Entornó los párpados mientras leía a la humeante llama del quinqué. En efecto, allí estaba la clave de todo.

Excelentísimo señor don Ramón María Narváez, Presidente del Consejo

Mi generala

El asunto del que el otro día hablamos privadamente se nos presenta bajo un aspecto inesperado, y a mi juicio prometedor. En el asunto Prim está implicado Bruno Cazarla Longo, apoderado de la Banca de Italia en Madrid. Sin duda el nombre no le es desconocido, pues anduvo asociado con Salamanca en el negocio del ferrocarril del Norte. Tengo pruebas de que Cazarla Longo ha estado suministrando generosos préstamos al de Reus, con quien mantiene lazos muy estrechos desde su lujoso despacho de la plaza de Santa Ana. Durante cierto tiempo ha mantenido una discreta vigilancia sobre el pájaro, y creo que el asunto ya está maduro para que podamos jugar fuerte. Tenemos en nuestra mano destapar un escándalo que lo lleve a la ruina, e incluso podemos hacerle pasar una larga temporada meditando sobre sus errores en cualquier hermoso lugar de Filipinas o Fernando Poo, lo que, para un hombre acostumbrado al lujo como lo es él, supondría sin duda una experiencia inolvidable.

Sin embargo, recordando lo que hablamos el otro día sobre la necesidad de tener más información sobre lo que trama Prim, se me ocurre que podemos sacar mucho más partido a este caballero. Así que, tras solicitar una entrevista con él, le he planteado la situación con toda la sutileza posible. Como se trata de un hombre muy inteligente, y como sus convicciones liberales son menos fuertes que sus convicciones comerciales, ha terminado por manifestarse resuelto a prestarnos determinados servicios. Al fin y al cabo, comprende todo lo que puede perder sí aplicamos mano dura a sus escarceos revolucionarios y como buen banquero, le aterra la palabra bancarrota. Así que está dispuesto a cooperar con nosotros, siempre y cuando todo se lleve a cabo con discreción. Nos tendrá al corriente de todos los movimientos de Prim y sus agentes, a los que seguirá suministrando fondos, pero a partir de ahora nosotros sabremos puntualmente a quién y para qué.

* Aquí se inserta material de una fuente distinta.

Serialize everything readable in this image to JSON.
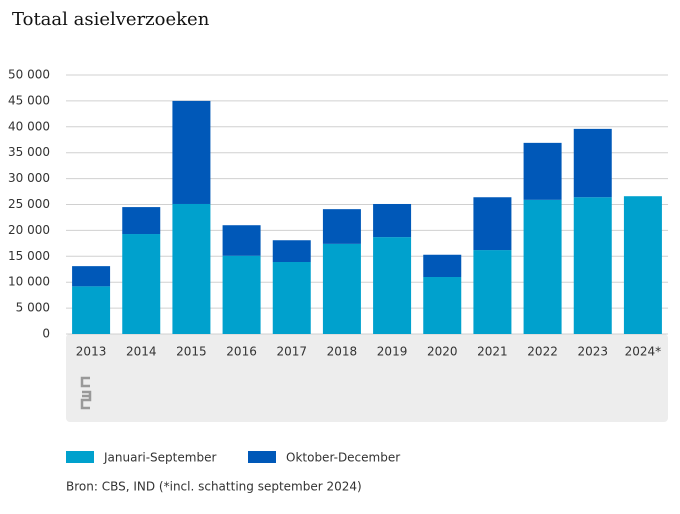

Naturalmente, pone ciertas condiciones. La primera es que nada de esto trascienda fuera de vuestra persona y la mía. La otra condición reside en cierta compensación de tipo económico. A un hombre como él no le bastan treinta monedas, así que exige la concesión que se decide a finales de mes sobre las minas de plata en Murcia, donde tanto él como su banco están muy interesados.